Pan Seared Red Snapper Escabeche Infused with Latin Love

Escabeche (es-kah-BECH-ay) is usually associated with Mediterranean cuisine. It is not a recipe as much as it is a preparation. At its most basic it is fish marinated overnight or longer in something acidic before serving.

It is traditionally served cold or at room temperature on a hot day. The acid in the marinade is usually vinegar but can also include citrus juice or wine. Essentially it is pickling, but I hesitate to admit that because I don’t want any preconceived notions about pickled fish turning you away from this perfectly delicious recipe.

That said, there are versions of escabeche in many, many cultures. It is not always made with fish either. In Spain chicken, rabbit or pork versions are common.

There are examples in Pacific-Asian cuisine also. But the origin of the word escabeche is Persian. The idea was brought to Spain by the Arabs during the Moorish conquests. The word derives from al-sikbaj, the name of a popular meat dish that was cooked in a sweet and sour sauce, usually vinegar and honey or date molasses.

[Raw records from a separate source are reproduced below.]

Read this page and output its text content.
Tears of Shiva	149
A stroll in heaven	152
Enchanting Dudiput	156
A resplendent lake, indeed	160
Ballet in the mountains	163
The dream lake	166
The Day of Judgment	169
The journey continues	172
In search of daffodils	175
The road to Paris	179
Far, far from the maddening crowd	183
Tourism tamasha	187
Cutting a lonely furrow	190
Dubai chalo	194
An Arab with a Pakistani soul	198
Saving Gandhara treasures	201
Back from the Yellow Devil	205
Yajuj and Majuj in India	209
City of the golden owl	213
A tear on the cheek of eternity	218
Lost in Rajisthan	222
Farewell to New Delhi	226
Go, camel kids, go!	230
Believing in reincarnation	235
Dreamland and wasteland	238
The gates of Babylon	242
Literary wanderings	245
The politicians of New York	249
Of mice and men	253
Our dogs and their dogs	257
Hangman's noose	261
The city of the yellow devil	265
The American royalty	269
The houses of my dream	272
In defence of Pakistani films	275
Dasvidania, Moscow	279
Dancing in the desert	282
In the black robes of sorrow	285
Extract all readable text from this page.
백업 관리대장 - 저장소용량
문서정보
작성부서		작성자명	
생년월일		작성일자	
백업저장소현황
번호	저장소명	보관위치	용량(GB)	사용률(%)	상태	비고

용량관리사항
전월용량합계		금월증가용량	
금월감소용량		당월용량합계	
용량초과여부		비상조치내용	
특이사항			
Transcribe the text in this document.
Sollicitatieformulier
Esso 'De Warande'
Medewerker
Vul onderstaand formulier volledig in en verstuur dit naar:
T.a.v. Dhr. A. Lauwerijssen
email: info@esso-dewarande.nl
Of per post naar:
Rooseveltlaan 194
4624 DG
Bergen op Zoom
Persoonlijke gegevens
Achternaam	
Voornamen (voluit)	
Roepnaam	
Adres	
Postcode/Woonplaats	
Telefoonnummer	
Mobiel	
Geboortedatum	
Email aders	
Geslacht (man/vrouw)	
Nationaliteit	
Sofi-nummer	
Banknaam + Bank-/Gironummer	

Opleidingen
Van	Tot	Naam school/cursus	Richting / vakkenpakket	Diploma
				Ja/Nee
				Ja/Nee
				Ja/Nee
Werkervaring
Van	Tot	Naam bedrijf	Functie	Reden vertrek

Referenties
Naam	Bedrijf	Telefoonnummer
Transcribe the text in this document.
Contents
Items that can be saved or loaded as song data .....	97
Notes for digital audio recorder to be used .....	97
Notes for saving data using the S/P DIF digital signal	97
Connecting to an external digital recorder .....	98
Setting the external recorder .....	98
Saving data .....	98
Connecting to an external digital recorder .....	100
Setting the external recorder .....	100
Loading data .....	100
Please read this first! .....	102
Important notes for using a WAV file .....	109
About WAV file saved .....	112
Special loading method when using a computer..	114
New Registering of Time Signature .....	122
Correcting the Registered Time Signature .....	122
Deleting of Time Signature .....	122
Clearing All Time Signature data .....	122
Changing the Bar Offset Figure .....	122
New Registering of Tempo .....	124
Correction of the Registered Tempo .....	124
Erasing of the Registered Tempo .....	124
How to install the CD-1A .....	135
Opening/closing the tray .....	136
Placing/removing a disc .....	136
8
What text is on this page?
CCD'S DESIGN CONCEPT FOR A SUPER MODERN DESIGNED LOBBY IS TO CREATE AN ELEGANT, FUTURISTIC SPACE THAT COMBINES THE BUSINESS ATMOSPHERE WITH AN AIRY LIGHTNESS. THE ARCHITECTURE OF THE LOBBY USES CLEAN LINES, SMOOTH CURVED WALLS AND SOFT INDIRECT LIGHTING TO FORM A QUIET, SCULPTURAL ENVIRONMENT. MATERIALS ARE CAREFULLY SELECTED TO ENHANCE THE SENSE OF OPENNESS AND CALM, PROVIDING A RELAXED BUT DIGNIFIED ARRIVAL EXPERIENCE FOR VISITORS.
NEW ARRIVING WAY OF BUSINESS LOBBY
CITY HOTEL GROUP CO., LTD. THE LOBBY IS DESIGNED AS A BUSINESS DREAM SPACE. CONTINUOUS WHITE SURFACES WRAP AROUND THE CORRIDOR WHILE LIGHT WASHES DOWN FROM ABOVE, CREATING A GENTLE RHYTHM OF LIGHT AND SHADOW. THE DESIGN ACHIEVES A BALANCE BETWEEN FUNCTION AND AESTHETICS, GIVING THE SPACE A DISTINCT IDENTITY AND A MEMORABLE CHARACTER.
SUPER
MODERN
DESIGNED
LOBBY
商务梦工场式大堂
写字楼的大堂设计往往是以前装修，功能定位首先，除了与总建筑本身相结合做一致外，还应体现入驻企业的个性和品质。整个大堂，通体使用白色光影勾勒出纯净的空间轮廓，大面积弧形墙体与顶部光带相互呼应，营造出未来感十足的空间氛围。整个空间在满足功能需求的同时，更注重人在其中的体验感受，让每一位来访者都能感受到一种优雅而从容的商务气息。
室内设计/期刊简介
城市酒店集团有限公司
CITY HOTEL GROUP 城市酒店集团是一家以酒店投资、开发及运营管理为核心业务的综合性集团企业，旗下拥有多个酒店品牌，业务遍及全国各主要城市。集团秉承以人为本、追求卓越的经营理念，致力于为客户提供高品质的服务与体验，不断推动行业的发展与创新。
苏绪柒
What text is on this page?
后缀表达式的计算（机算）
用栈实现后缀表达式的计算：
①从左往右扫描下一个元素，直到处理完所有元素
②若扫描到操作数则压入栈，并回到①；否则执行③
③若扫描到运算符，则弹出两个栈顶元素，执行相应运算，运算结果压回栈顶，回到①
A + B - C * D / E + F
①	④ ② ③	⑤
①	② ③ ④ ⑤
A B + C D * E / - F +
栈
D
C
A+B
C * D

seared snapperToday I take my cues for my version from Rick Bayless and have developed a pan-seared red snapper escabeche with decidedly Latin flavors.

I have gone bold too. My version has oregano and marjoram. Like Mr. Bayless’ recipe, I have included fruity apple cider vinegar and lots of spicy jalapenos too. I have opted to serve mine at room temperature after marinating overnight in the refrigerator. But his inspiration recipe is served warm. Either way is fine, but I think you will notice that the fish absorbs a lot of the escabeche flavor and it is worth planning this dish ahead of time to get as much umph as possible, IMHO

Pan Seared Red Snapper Escabeche serves 2

CLICK here for a printable recipe

  • 1 boneless and skinless red snapper fillet, about 3/4 lb.
  • 1⁄4 c olive oil, plus 1 tablespoon
  • 1 onion, sliced into 1/4‑inch slivers
  • 1 carrot, cut into 1/4‑inch dice
  • 3 clv garlic, peeled and roughly chopped
  • 2 whole cloves
  • 1⁄8 t freshly ground pepper
  • 1 c chicken stock
  • 2 T apple-cider vinegar
  • 2 bay leaves, whole
  • 3 sprigs fresh oregano, roughly chopped, plus whole sprigs for garnish
  • 1⁄4 t dried marjoram
  • 1 one-inch piece cinnamon stick, preferably Mexican canela
  • coarse salt
  • 2 large fresh or pickled jalapeno chiles, stemmed, seeded, and thinly sliced lengthwise
  • parsley as a garnish
  • corn tortillas
  • 1 ripe avocado, peeled and sliced

In a large, well-seasoned cast-iron or nonstick skillet, heat 1/4 cup oil over medium-high heat. Pat fish dry. Cook the fish, undisturbed until brown and no longer sticking to the pan, 3 to 4 minutes. Turn, and cook until the second side is brown and fish flakes, 2 to 3 minutes more. Remove to a plate, and set aside. Discard oil from pan.

Reduce heat to medium, and add remaining tablespoon oil. When hot, add onions, carrots, and garlic. Cook, stirring frequently until onions are translucent and carrots are almost soft about 5 minutes. Meanwhile, combine cloves and black pepper in a mortar and pestle or in a spice grinder, and process until coarsely ground. Add to vegetables, along with stock, vinegar, bay leaves, oregano, marjoram, and cinnamon. Cover, and simmer over medium-low heat for 15 minutes. Season with salt, and stir in jalapeno strips. Cover until ready to proceed.

Arrange fish on a serving platter, and spoon escabeche over top. As it comes to room temperature the fish and vegetables will absorb much of the liquid. It may be served now, but it is even better if it is covered and refrigerated overnight. Bring it back to room temperature before serving. Garnish with sprigs of oregano and parsley and serve with warm corn tortillas and avocado slices.